Professor Goldman has been a Visiting Fulbright Professor at Hebrew University in Jerusalem; a Skirball Fellow at the Oxford Centre for Hebrew and Jewish Studies in England, and a scholar-in-residence at Yeshiva’s Stern College for Women.
He is the author of four books including the best-selling memoir, “The Search for God at Harvard.” He has been honored with a Lifetime Achievement Award from the Religion News Association and with an Alumni Award from Columbia Journalism.
In addition to his teaching at the university level, Goldman is on the faculty of the School of The New York Times where his course, “Writing the Big City: Covering New York,” is one of the most popular offerings. It is open to high school students of all ages.
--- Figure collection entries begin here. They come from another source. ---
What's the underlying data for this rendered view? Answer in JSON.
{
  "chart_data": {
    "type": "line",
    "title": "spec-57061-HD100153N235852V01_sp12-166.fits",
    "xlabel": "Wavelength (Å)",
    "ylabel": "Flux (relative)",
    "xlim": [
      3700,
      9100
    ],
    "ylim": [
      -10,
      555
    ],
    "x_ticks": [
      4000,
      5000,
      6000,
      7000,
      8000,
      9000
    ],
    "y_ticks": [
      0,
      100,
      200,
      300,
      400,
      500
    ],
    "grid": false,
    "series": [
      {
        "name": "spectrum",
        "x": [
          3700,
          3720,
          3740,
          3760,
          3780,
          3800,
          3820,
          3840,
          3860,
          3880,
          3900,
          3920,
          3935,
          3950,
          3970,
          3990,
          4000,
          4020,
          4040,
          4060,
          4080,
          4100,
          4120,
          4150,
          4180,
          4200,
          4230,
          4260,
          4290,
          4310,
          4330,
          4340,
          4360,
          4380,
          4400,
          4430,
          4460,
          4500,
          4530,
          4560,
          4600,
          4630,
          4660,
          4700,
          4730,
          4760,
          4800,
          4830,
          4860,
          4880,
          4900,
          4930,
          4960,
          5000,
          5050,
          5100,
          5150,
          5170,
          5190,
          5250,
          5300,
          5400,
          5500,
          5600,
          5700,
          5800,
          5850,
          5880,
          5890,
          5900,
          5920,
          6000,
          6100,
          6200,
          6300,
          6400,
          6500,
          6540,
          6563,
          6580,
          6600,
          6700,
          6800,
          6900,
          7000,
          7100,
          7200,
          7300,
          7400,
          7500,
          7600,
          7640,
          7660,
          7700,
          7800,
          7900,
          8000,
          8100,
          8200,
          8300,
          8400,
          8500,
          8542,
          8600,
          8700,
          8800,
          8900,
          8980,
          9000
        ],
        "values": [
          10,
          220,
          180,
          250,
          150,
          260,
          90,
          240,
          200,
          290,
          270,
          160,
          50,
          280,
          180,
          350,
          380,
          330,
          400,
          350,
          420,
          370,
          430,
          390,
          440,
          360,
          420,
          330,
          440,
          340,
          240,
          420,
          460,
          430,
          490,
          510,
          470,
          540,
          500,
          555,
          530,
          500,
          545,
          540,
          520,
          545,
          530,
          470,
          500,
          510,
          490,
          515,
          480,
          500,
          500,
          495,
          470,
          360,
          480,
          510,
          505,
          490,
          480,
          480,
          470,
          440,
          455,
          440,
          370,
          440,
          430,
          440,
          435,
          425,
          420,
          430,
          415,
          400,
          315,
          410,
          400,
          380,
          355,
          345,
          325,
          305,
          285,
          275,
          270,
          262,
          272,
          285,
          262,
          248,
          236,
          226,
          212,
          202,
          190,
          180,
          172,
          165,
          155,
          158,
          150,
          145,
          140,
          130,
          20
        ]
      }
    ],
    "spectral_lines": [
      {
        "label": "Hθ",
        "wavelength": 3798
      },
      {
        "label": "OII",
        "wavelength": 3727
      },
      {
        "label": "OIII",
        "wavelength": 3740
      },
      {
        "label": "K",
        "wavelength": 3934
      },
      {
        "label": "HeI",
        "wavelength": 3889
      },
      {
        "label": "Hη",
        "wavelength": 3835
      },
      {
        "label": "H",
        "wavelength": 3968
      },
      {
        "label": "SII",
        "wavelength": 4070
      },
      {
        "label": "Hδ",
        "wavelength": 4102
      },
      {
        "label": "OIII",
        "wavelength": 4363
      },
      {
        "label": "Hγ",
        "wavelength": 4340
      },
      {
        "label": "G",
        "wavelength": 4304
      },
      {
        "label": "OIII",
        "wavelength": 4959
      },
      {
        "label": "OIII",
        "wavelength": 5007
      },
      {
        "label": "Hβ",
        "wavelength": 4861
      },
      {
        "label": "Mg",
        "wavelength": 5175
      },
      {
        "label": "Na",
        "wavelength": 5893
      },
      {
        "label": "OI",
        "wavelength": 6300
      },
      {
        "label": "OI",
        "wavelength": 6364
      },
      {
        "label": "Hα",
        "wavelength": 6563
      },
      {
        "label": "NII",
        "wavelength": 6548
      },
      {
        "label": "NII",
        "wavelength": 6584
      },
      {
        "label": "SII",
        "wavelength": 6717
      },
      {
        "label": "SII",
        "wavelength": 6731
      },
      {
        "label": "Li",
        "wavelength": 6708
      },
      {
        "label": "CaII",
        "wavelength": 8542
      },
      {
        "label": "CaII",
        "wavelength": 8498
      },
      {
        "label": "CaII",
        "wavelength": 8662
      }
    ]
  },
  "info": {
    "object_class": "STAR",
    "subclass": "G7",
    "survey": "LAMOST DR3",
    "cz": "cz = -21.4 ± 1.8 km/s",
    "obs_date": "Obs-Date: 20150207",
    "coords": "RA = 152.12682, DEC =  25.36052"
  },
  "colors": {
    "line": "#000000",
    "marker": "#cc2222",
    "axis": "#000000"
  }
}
He occasionally contributes articles, obituaries and reviews to The New York Times, The Washington Post, Salon, The New York Jewish Week, the Forward, Tradition and the Jesuit magazine America.
See Professor Goldman being interviewed on the CNN program “Amanpour” with his Covering Religion colleague Professor Gregory Khalil.See Professors Goldman and Khalil interviewed on CBS News.
Here are recent articles by Professor Goldman from The New York Times.
Web feature: A Day in the Life: Four Hours With Ari Goldman
Ann Cooper is an award-winning journalist and foreign correspondent with more than 25 years of radio and print reporting experience. She also worked eight years as executive director of the Committee to Protect Journalists, a press freedom advocacy group, prior to joining the Columbia faculty.
Cooper’s voice was well known to National Public Radio listeners as NPR’s first Moscow bureau chief, covering the tumultuous events of the final five years of Soviet communism. She co-edited a book, “Russia at the Barricades,” about a failed 1991 coup attempt, and she has continued to write about the glasnost era, the subsequent decline of press freedom in Russia, and Russia’s global media strategy.
After Moscow, Cooper worked as NPR's bureau chief in Johannesburg. Her coverage of South Africa’s first all-race elections in 1994 helped NPR win a duPont-Columbia silver baton for excellence in broadcast journalism.
Cooper has also reported for the Louisville Courier-Journal, Capitol Hill News Service, Congressional Quarterly, the Baltimore Sun, and National Journal magazine. In 1996, she was the Edward R. Murrow fellow at the Council on Foreign Relations, and in 2003 she was the James H. Ottaway Sr. Visiting Professor of Journalism at State University of New York in New Paltz.
Cooper served as president of the Correspondents Fund and is a member of CPJ’s Leadership Council and of the Council on Foreign Relations. At Columbia, she was the Journalism School’s Broadcast Director 2006-2012 and International Director 2015-2018. She served on Columbia's Committee on Global Thought and as a member of the Harriman Institute faculty at Columbia. Cooper has also been a juror for the Pulitzer, Overseas Press Club and duPont-Columbia awards, and she chaired the duPont jury 2007-2010.
Iowa State University, where Cooper majored in journalism, has honored her with its James W. Schwartz award for service to journalism and its Alumni Merit Award, given "for outstanding contributions to human welfare that transcend purely professional accomplishments and bring honor to the university."
She has been to nearly 80 countries – some as a journalist, others as a press-freedom advocate or a team leader for Habitat for Humanity global volunteer programs. She has been a U.S. State Department speaker on press freedom and journalism ethics in Turkey, Russia and Germany.
Cooper was a Spring 2020 fellow at Harvard's Shorenstein Center on Media, Politics and Public Policy.